Выглянуло солнце. Мама была опять в боевом настроении, всерьез собиралась ехать в Москву, стукнуть по столу Столетову-Прокошкину, чуть ли не врываться к ним, как в годы войны ворвалась в кабинет председателя сельсовета, волоча за собой упирающегося бычка. Она присоединилась к нескольким возбужденно жестикулирующим мамам у подъезда института, я же спустился к морю…

Вот кому было легче: прорва работ – качать щепки и бутылки у берега, корабли на рейде, бить ленивым, но сильным языком волн в причалы, играть с буем. Мрачный дух бессилия, к которому душа только привыкала, был сродни неверному свету солнца сквозь тучи, поверх моря, кишащего суетой порта. Только лагуны, лагуны вдаль тянули к себе как успокоение, открытие чего-то самого нужного и сокровенного.

Опять меня окликнула мама, разыскивающая меня, испуганная.

Чугунная спираль задней лестницы в каких-то тюремных задворках Политехнического, которая скорее ощущалась, как сверло, ввинчивающееся мне в затылок, вела в подземные помещения, где меня должны были вздеть на дыбы: вернуть бумажку с позолоченным обрезом, в которую вошли десять лет моей жизни, вмиг обесценить позолоченную монету, которую бабушка хранила на груди и которая потом затерялась после ее смерти в переездах и закоулках последующих десятилетий жизни.

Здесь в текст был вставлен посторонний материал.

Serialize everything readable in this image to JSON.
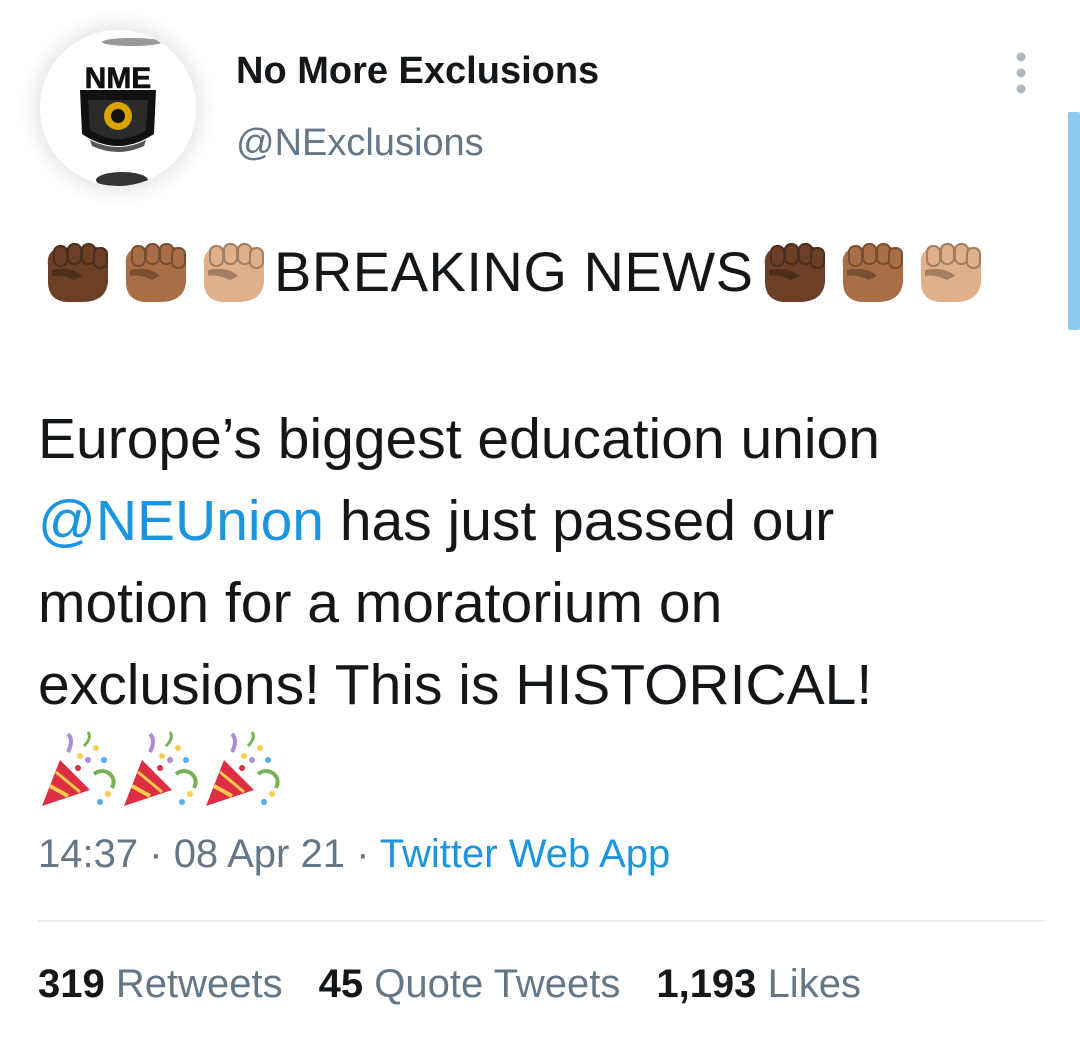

Пугающе-веселый абсурд, начавшийся с "гыканья" Козлюченко и обращения меня в славянина Добровольским, продолжался: никогда до этого, да и после я не видел сразу такого количества милиционеров, рядами синих и белых мундиров оцепивших вокзал: оказывается, мы попали на открытие нового вокзального здания. Ощущение было, что милицию согнали из всех одесских щелей – в пешем и конном строю. Кошмар белой горячки с синими прожилками гнал меня из Одессы, которой даже нельзя было послать холеры на голову, ибо в ней только о холере и говорили.

Все лезли в вагон скопом, как в повисший тревожным гороскопом календарь расписания поездов надвигающегося года, и я, впервые повисший в безвременьи, неприкаянный, не знающий, что впереди, грустно ощущал этот новый опыт жизни: уже не будет казаться, что сцепщик, ударяющий по вагонным буксам, станционное здание, увитое виноградом, – благожелательны к тебе, делают все, чтобы стать частью твоего жадного интереса к жизни; наоборот – они были враждебны и отталкивающи.